A maioria foi detida por um curto período, mas 174 indivíduos ainda continuam presos, incluindo 17 estudantes universitários.

Protesto pacífico em Caracas, Venezuela, em 22 de fevereiro. Manifestações pró e contra o governo de Maduro tomaram as ruas do país. Foto: Diego Urdaneta/Flickr.com/diego440

A agência da ONU para os direitos humanos (ACNUDH) expressou preocupação com supostos relatos de violações dos direitos humanos na Venezuela. De acordo com organizações de direitos humanos no país, forças de segurança e grupos de civis armados têm atacado instalações universitárias, detendo violentamente jovens que são, por vezes, impedidos de ter acesso a advogados e familiares.

De fevereiro a maio deste ano, mais de 3 mil pessoas foram detidas em manifestações e assembleias de civis no país. A maioria foi detida apenas por um curto período, mas um procurador-geral confirmou que 174 indivíduos ainda continuam detidos, incluindo 17 estudantes universitários. Além disso, desde fevereiro ocorreram pelo menos 51 ataques a instalações universitárias pelas forças de segurança e por grupos civis armados.

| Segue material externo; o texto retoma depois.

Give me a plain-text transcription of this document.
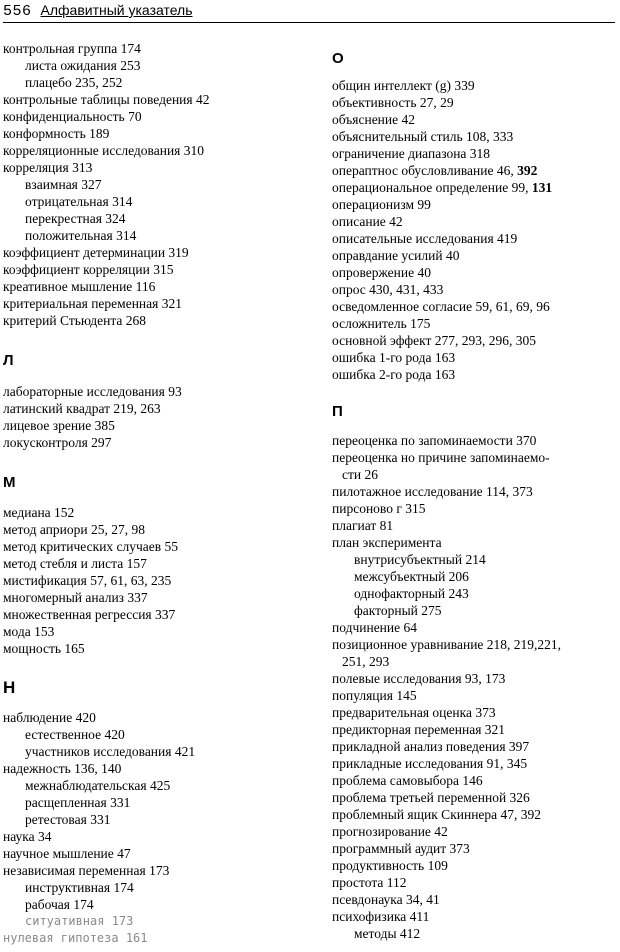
556 Алфавитный указатель
контрольная группа 174
листа ожидания 253
плацебо 235, 252
контрольные таблицы поведения 42
конфиденциальность 70
конформность 189
корреляционные исследования 310
корреляция 313
взаимная 327
отрицательная 314
перекрестная 324
положительная 314
коэффициент детерминации 319
коэффициент корреляции 315
креативное мышление 116
критериальная переменная 321
критерий Стьюдента 268
Л
лабораторные исследования 93
латинский квадрат 219, 263
лицевое зрение 385
локусконтроля 297
М
медиана 152
метод априори 25, 27, 98
метод критических случаев 55
метод стебля и листа 157
мистификация 57, 61, 63, 235
многомерный анализ 337
множественная регрессия 337
мода 153
мощность 165
Н
наблюдение 420
естественное 420
участников исследования 421
надежность 136, 140
межнаблюдательская 425
расщепленная 331
ретестовая 331
наука 34
научное мышление 47
независимая переменная 173
инструктивная 174
рабочая 174
ситуативная 173
нулевая гипотеза 161
О
общин интеллект (g) 339
объективность 27, 29
объяснение 42
объяснительный стиль 108, 333
ограничение диапазона 318
операптнос обусловливание 46, 392
операциональное определение 99, 131
операционизм 99
описание 42
описательные исследования 419
оправдание усилий 40
опровержение 40
опрос 430, 431, 433
осведомленное согласие 59, 61, 69, 96
осложнитель 175
основной эффект 277, 293, 296, 305
ошибка 1-го рода 163
ошибка 2-го рода 163
П
переоценка по запоминаемости 370
переоценка но причине запоминаемо-
сти 26
пилотажное исследование 114, 373
пирсоново г 315
плагиат 81
план эксперимента
внутрисубъектный 214
межсубъектный 206
однофакторный 243
факторный 275
подчинение 64
позиционное уравнивание 218, 219,221,
251, 293
полевые исследования 93, 173
популяция 145
предварительная оценка 373
предикторная переменная 321
прикладной анализ поведения 397
прикладные исследования 91, 345
проблема самовыбора 146
проблема третьей переменной 326
проблемный ящик Скиннера 47, 392
прогнозирование 42
программный аудит 373
продуктивность 109
простота 112
псевдонаука 34, 41
психофизика 411
методы 412
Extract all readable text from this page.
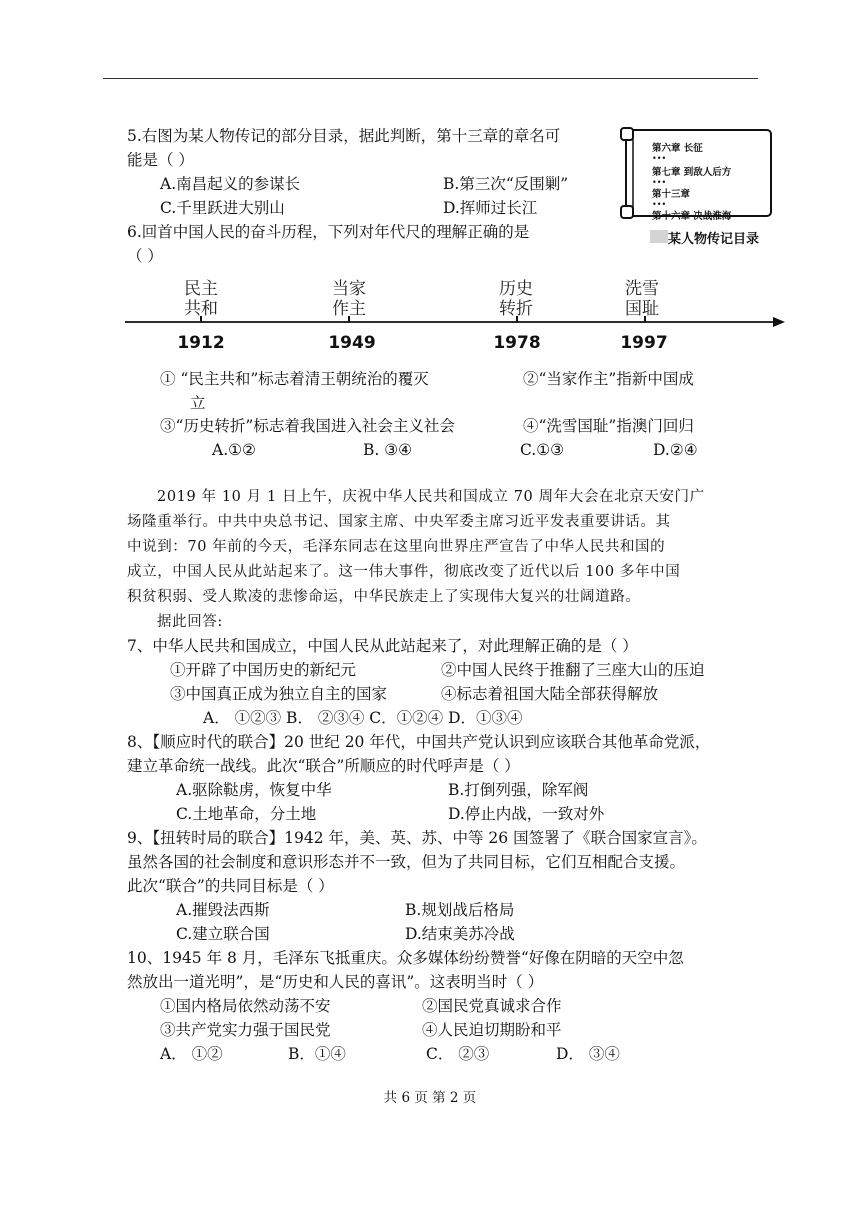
5.右图为某人物传记的部分目录，据此判断，第十三章的章名可
能是（ ）
A.南昌起义的参谋长	B.第三次“反围剿”
C.千里跃进大别山	D.挥师过长江
第六章 长征
•••
第七章 到敌人后方
•••
第十三章
•••
第十六章 决战淮海
某人物传记目录
6.回首中国人民的奋斗历程，下列对年代尺的理解正确的是
（ ）
民主
共和
1912
当家
作主
1949
历史
转折
1978
洗雪
国耻
1997
① “民主共和”标志着清王朝统治的覆灭	②“当家作主”指新中国成
立
③“历史转折”标志着我国进入社会主义社会	④“洗雪国耻”指澳门回归
A.①②	B. ③④	C.①③	D.②④
2019 年 10 月 1 日上午，庆祝中华人民共和国成立 70 周年大会在北京天安门广
场隆重举行。中共中央总书记、国家主席、中央军委主席习近平发表重要讲话。其
中说到：70 年前的今天，毛泽东同志在这里向世界庄严宣告了中华人民共和国的
成立，中国人民从此站起来了。这一伟大事件，彻底改变了近代以后 100 多年中国
积贫积弱、受人欺凌的悲惨命运，中华民族走上了实现伟大复兴的壮阔道路。
据此回答:
7、中华人民共和国成立，中国人民从此站起来了，对此理解正确的是（ ）
①开辟了中国历史的新纪元	②中国人民终于推翻了三座大山的压迫
③中国真正成为独立自主的国家	④标志着祖国大陆全部获得解放
A． ①②③ B． ②③④ C．①②④ D．①③④
8、【顺应时代的联合】20 世纪 20 年代，中国共产党认识到应该联合其他革命党派，
建立革命统一战线。此次“联合”所顺应的时代呼声是（ ）
A.驱除鞑虏，恢复中华	B.打倒列强，除军阀
C.土地革命，分土地	D.停止内战，一致对外
9、【扭转时局的联合】1942 年，美、英、苏、中等 26 国签署了《联合国家宣言》。
虽然各国的社会制度和意识形态并不一致，但为了共同目标，它们互相配合支援。
此次“联合”的共同目标是（ ）
A.摧毁法西斯	B.规划战后格局
C.建立联合国	D.结束美苏冷战
10、1945 年 8 月，毛泽东飞抵重庆。众多媒体纷纷赞誉“好像在阴暗的天空中忽
然放出一道光明”，是“历史和人民的喜讯”。这表明当时（ ）
①国内格局依然动荡不安	②国民党真诚求合作
③共产党实力强于国民党	④人民迫切期盼和平
A． ①②	B．①④	C． ②③	D． ③④
共 6 页 第 2 页
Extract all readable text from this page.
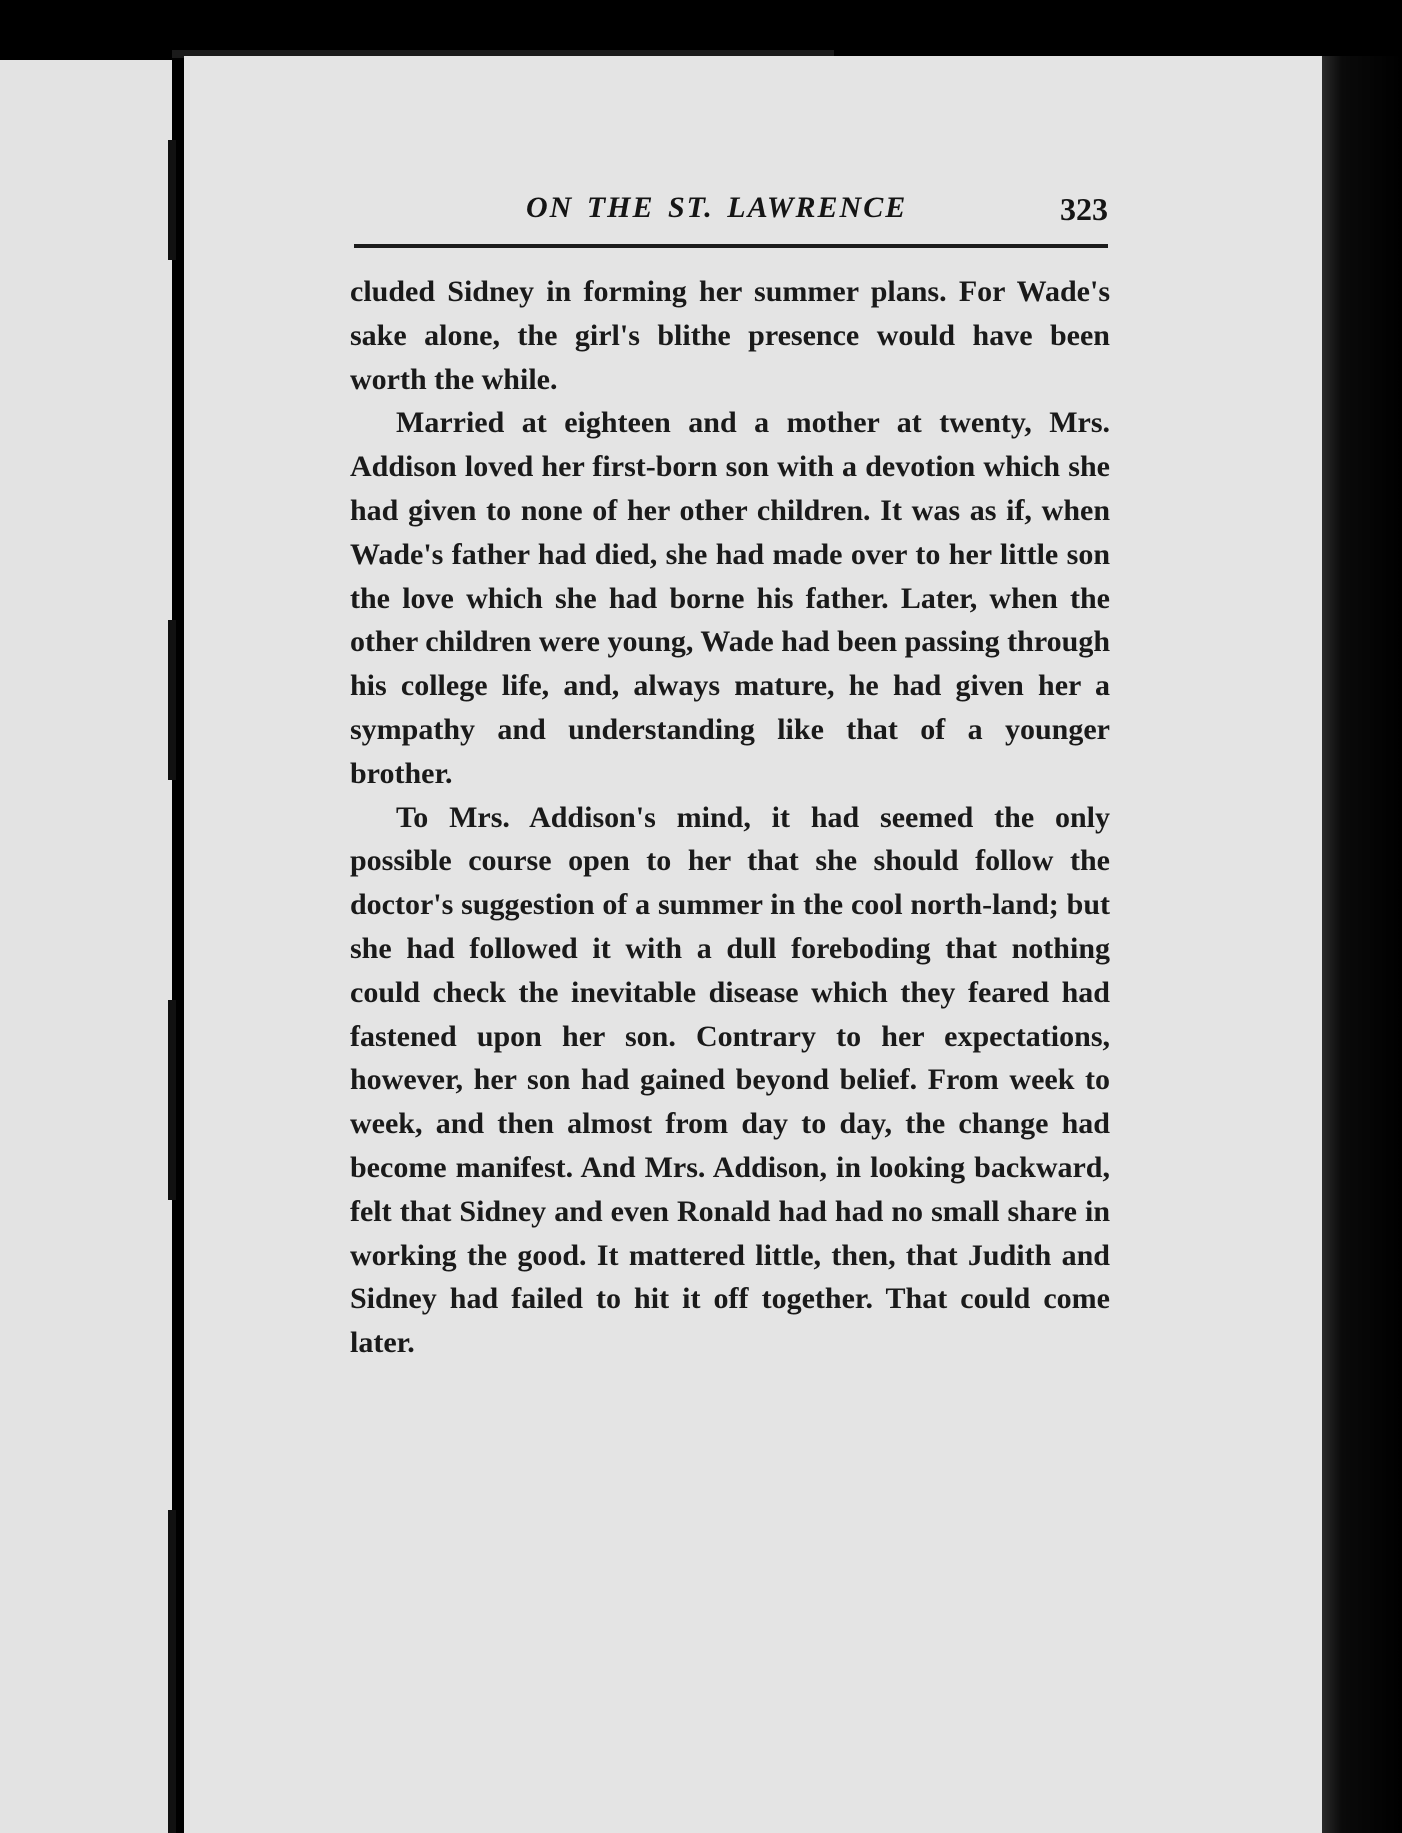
ON THE ST. LAWRENCE	323

cluded Sidney in forming her summer plans. For Wade's sake alone, the girl's blithe presence would have been worth the while.

Married at eighteen and a mother at twenty, Mrs. Addison loved her first-born son with a devotion which she had given to none of her other children. It was as if, when Wade's father had died, she had made over to her little son the love which she had borne his father. Later, when the other children were young, Wade had been passing through his college life, and, always mature, he had given her a sympathy and understanding like that of a younger brother.

To Mrs. Addison's mind, it had seemed the only possible course open to her that she should follow the doctor's suggestion of a summer in the cool north-land; but she had followed it with a dull foreboding that nothing could check the inevitable disease which they feared had fastened upon her son. Contrary to her expectations, however, her son had gained beyond belief. From week to week, and then almost from day to day, the change had become manifest. And Mrs. Addison, in looking backward, felt that Sidney and even Ronald had had no small share in working the good. It mattered little, then, that Judith and Sidney had failed to hit it off together. That could come later.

“Dada a gravidade destes últimos relatórios, instamos as autoridades venezuelanas a realizar investigações imediatas sobre estas alegações e assegurar que os responsáveis encontrados ​​sejam levados à justiça”, disse o porta-voz do ACNUDH, Rupert Colville, nesta sexta-feira (27).

“O ACNUDH em várias ocasiões pediu às autoridades que respeitem os direitos de manifestação pacífica e assembleias de civis”, disse. Ele também condenou de forma inequívoca todo tipo de violência, incluindo o uso excessivo da força por agentes de segurança.